A spokesman for the Department of Justice said today (January 25), "The introduction of the new legislation will provide certainty on the legal implications of making an apology by a party to a dispute in Hong Kong. Furthermore, Hong Kong will become the first jurisdiction in Asia to have apology legislation enacted, and this will help to further enhance Hong Kong's status as a centre for dispute resolution, especially in the context of mediation."

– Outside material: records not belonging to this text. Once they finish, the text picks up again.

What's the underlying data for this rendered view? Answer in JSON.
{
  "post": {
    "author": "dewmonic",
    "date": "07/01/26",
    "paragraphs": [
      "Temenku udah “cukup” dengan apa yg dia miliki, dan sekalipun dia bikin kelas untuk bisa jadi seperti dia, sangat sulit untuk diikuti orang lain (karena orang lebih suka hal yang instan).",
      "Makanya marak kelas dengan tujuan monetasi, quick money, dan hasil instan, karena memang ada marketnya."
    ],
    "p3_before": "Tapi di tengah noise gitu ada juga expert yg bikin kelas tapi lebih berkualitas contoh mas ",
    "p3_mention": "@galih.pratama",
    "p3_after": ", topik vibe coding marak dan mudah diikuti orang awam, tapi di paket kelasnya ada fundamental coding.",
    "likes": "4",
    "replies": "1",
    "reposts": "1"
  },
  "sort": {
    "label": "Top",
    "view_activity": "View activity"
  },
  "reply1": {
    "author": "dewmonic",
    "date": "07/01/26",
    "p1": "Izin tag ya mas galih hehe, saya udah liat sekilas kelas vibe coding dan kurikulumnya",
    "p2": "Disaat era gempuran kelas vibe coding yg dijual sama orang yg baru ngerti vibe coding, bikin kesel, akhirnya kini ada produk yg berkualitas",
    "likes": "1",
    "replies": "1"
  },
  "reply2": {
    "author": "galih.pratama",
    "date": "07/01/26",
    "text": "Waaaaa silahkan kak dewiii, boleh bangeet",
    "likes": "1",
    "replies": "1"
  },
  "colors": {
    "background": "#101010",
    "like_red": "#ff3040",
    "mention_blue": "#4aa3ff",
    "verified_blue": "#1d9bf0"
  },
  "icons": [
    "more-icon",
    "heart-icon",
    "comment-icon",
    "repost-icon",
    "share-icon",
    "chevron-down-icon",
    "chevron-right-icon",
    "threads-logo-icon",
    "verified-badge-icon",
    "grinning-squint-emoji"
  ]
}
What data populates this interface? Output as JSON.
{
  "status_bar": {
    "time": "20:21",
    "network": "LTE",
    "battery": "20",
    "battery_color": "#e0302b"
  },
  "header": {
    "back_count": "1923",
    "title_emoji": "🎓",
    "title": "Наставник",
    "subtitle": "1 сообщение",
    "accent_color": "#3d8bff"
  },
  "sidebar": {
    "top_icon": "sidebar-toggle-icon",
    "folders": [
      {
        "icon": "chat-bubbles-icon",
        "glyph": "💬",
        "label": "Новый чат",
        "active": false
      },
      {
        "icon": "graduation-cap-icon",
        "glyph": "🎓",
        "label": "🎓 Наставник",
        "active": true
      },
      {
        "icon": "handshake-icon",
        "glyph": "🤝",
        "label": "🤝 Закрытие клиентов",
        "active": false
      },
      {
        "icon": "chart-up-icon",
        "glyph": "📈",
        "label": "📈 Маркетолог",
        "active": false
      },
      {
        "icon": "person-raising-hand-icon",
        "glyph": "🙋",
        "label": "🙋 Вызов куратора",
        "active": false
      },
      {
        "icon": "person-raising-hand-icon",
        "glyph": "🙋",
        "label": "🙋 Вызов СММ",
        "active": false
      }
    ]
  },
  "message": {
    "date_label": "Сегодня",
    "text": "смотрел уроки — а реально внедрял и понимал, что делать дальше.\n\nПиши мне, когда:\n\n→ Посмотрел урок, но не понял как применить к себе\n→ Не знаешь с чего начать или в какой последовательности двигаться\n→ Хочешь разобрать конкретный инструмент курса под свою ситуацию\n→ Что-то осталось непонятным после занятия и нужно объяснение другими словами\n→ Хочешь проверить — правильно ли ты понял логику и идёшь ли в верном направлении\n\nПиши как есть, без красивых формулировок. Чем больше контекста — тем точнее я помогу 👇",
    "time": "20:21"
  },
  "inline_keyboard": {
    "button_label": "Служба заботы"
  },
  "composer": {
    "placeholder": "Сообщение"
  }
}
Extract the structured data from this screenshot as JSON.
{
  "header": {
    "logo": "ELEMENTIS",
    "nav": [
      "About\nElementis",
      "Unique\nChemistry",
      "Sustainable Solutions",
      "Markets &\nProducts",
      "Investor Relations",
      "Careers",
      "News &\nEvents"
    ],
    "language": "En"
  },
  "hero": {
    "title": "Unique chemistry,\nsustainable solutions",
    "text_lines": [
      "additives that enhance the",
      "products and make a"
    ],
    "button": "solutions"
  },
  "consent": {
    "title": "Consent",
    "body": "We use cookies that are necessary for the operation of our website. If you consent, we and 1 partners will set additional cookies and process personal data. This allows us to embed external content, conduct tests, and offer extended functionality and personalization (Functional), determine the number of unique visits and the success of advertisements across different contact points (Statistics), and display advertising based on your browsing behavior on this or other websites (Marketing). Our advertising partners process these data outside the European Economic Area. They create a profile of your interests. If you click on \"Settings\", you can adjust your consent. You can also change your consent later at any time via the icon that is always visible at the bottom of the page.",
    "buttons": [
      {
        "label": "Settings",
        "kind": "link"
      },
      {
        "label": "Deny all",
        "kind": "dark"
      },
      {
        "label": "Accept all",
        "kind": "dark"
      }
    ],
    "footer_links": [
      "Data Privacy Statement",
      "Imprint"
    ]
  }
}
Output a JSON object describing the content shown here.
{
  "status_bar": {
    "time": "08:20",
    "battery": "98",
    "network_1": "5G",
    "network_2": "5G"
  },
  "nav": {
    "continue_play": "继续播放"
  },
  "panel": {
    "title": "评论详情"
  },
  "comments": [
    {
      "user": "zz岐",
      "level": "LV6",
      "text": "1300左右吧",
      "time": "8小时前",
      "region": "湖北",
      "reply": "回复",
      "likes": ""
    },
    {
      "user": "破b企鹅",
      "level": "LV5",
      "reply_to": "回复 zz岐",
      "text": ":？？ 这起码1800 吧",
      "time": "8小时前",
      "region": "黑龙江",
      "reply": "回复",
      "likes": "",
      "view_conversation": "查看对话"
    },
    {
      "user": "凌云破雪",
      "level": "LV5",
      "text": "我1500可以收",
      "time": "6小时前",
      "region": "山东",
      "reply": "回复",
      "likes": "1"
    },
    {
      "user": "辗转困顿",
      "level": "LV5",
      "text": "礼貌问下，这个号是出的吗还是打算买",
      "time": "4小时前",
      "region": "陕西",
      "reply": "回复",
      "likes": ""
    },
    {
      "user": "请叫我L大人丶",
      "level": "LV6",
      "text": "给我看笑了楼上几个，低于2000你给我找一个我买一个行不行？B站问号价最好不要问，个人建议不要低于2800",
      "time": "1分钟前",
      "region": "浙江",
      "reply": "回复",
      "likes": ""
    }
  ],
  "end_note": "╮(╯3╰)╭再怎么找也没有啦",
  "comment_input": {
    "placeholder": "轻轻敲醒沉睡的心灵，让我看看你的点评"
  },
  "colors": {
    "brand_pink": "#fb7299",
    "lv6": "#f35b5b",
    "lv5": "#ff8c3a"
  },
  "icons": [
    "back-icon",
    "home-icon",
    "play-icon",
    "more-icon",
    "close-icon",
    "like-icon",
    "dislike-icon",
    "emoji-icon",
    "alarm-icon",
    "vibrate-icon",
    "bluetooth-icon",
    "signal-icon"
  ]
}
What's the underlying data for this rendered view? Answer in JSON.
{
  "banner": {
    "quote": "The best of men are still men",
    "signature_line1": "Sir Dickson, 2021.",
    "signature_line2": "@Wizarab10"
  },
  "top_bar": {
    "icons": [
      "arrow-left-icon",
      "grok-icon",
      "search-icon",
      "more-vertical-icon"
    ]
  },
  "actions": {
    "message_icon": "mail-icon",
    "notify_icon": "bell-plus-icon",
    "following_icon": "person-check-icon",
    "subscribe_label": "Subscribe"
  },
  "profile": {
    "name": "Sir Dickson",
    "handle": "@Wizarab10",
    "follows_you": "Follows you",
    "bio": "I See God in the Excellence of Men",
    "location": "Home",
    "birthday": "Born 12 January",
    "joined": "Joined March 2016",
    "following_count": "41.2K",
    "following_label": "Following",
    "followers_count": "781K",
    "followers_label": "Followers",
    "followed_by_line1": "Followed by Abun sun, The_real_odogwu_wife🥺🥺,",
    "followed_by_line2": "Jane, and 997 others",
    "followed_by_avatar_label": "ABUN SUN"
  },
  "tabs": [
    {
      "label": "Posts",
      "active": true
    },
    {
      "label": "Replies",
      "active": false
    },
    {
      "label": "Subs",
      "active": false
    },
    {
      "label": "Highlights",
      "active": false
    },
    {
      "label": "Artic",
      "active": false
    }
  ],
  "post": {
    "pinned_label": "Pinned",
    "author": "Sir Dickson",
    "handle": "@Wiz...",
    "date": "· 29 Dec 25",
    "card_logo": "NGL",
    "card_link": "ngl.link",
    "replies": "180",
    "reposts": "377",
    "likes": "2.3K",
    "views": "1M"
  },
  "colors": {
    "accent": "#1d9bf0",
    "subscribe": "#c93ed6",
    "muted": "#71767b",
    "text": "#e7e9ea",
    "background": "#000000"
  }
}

The Bill was formulated on the basis of the recommendations made by the Steering Committee on Mediation, which conducted two rounds of public consultation in June 2015 and February 2016. The Administration of Justice and Legal Services Panel of the Legislative Council was briefed about the apology legislation by the Steering Committee and the Department of Justice. The Panel and responses received during the two rounds of public consultation were supportive of the proposed legislation.
The spokesman added that the Bill provides for the effect of an apology in most civil proceedings including disciplinary proceedings and regulatory proceedings. Under the Bill, an apology does not constitute an admission of fault or liability, neither could it be taken into account nor is it admissible as evidence for determining fault or liability to the detriment of the apology maker. The Bill also provides that an apology does not void or otherwise affect any insurance cover under a contract of insurance or indemnity.
The Bill will be gazetted on Friday (January 27) and introduced into the Legislative Council on February 8.